Savaşçı Ablamızı yakından tanıdıktan sonra, bu gıyabi tanışmanın üstüne gitmediğime hayıflandım açıkçası. Üzerinden haftalar geçtikten sonra bir gün kendisiyle sohbet imkanı bulduk. Kendisini tanıdıkça yaşadığı onca olumsuz şartlara rağmen ahlaklı kişiliğini korumuş olması ve haysiyetli tavrı insanlar için bir örnek teşkil ettiğine şahit oldum. O zaman yaşadığım hayat içindeki imkanlar yüreğimi yakmaya başladı. Tadilatta hatalı döşenen yer döşemesine duyulan üzüntüm utanca dönüştü. Meğer biz beynimizin üretkenliğe harcanması gereken hücrelerini ne kadar anlamsız ve gereksiz şeylerle yoruyormuşuz. Hayatı hiç de basit değilmiş Savaşçı Ablamızın. Hayatının baharında, en narin, hassas ve cıvıltılı döneminde yaptığı evlilik tercihi bugünlere getirmiş kendisini. Ancak tercihi küstürmemiş onu, yıldırmamış, karamsarlığa düşürmemiş. “Karar da benim, sabır da” diyor. Bilmeden yaptığı tercihler yokuşlara dönüşmüş hayatında. Üstelik çevresinde kimi umursamaz tavırla yaklaşan kimi de sadece akıl vermekle yetinenler tuz biber ekmiş yaşadıklarına. İçinde eşinin varlığının hissedilmediği evini tek başına çekip çevirmeye çalışırken bir yandan sadece nasihate odaklanmışlara katlanıyor, bir yandan da yakınlarının ilgisizliğine üzülüyor. Zamanla çevresinin ilgisizliği insanlara olan inancını ve güvenini kaybettiriyor. Her şeye dikkatli yaklaşan, sürekli tetikte, kendisine samimiyetle yardım etmek için yaklaşanlara endişeyle bakan bir insan oluveriyor bir bakmışsınız. Üstüne üstüne gelen dünya onu yıldırırken yine de ayağa kalkmayı beceriyor kızları için. Minik yaşında kaybettiği evladının acısını yaşamaya fırsat bulamadan dimdik durup sarılmak zorunda kalıyor çocuklarına. İçinde yaşadığı alaborayı dışarıya yansıtmak onun için bir özlem haline gelmiş adeta. İhtiyaçlarını giderebilmek için el emeği oyuncak bebeklerini geç saatlere kadar satmaya çalışırken defalarca şahit olmuş sahte dünyanın gerçeklerine. Bunca olumsuzluklara rağmen kişiliği hala pırıl pırıl. İhtiyacını başkasından asla istemeyen, yapılan teklifleri geri çeviren, alın teriyle kazanma gayretinde, yalandan nefret eden, tüm olumsuzluklara rağmen her zaman gülümsemeyi becerebilen, doğru ve dürüst kalıp kul olmaktan başka hedefi olmayan…
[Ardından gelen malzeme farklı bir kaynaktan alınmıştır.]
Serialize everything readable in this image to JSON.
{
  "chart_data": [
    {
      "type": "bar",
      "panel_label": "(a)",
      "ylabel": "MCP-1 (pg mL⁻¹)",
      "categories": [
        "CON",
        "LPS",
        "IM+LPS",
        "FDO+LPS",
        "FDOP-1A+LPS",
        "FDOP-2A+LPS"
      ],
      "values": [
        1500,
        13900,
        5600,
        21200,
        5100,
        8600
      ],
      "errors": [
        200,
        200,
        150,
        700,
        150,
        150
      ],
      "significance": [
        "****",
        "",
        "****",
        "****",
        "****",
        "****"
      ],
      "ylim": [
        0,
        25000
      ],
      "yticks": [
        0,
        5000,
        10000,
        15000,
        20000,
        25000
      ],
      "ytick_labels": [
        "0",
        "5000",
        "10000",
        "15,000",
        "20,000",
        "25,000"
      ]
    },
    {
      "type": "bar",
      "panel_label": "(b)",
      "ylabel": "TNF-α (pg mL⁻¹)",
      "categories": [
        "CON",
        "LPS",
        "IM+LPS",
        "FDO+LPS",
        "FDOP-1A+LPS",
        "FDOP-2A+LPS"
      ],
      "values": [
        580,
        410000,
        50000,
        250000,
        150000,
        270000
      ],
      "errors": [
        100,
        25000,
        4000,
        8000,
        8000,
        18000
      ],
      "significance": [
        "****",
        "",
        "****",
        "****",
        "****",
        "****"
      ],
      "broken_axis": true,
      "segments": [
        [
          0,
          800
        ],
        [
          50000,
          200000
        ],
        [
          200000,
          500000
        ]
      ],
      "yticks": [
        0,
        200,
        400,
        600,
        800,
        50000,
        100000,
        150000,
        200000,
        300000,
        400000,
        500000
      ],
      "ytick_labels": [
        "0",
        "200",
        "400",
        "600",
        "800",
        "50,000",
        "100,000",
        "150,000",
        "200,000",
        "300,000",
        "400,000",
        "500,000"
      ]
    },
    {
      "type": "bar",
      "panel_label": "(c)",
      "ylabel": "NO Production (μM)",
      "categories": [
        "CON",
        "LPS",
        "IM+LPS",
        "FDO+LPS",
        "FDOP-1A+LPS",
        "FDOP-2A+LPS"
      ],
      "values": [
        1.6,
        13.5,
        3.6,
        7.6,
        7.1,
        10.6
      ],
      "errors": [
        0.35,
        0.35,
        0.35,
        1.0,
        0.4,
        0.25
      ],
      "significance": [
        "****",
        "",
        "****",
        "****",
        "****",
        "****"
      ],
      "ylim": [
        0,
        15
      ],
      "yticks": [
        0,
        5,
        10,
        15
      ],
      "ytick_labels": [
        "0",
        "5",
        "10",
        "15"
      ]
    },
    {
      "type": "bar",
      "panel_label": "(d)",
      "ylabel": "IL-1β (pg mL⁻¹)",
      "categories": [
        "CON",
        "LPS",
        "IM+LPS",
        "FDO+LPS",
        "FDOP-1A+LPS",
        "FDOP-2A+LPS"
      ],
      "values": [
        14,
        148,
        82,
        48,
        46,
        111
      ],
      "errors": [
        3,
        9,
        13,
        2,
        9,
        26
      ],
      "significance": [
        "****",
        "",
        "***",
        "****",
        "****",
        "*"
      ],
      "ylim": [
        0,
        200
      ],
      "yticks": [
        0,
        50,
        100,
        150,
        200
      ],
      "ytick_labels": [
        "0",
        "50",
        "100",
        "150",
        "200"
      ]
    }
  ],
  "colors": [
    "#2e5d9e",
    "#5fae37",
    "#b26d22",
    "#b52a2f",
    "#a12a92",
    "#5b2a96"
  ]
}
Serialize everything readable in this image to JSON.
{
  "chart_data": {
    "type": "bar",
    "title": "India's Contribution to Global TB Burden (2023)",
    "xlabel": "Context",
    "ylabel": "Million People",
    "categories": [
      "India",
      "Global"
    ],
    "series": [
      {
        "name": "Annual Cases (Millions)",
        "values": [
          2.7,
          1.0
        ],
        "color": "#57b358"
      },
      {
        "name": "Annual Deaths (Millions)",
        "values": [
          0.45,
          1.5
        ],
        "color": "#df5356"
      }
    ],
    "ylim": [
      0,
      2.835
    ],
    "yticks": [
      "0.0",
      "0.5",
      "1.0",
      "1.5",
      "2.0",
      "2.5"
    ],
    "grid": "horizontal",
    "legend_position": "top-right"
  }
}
İmtihanı ağır Savaşçı Ablamızdan bahsettik bir nebze. Bahsettiklerimiz sadece yaşadıklarına hafif bir dokunuş mesabesinde. Ablamızın anlatmadıklarının bıraktığı izleri konuşurken yüzündeki tebessümünden anlıyorsunuz. Yeryüzünde buna benzer ya da daha ağır sınavlardan geçen; ama ayakta kalmasını beceren, Allah’a yakın, asla umudunu kaybetmeyen nice insanlar var. Başları önüne düşmeyen, mücadeleden yılmayan bu güzel insanlardır asıl hürmete layık olan. Onlar biliyorlar ki, ancak kafirler Allah’tan ümidi keserler. Ahiretin tarlası bu dünyada, Allah bize bu asil insanların sorumluluklarını yüklemişken, sizlere kalkan olmayı beceremediğimiz, sorunlarınıza, ihtiyaçlarınıza yetişemediğimiz için asıl zavallı durumda olan bizleriz galiba. Hesap olarak bu yetmez mi imkan sahiplerine?
YORUMLAR
Henüz yorum yapılmamış.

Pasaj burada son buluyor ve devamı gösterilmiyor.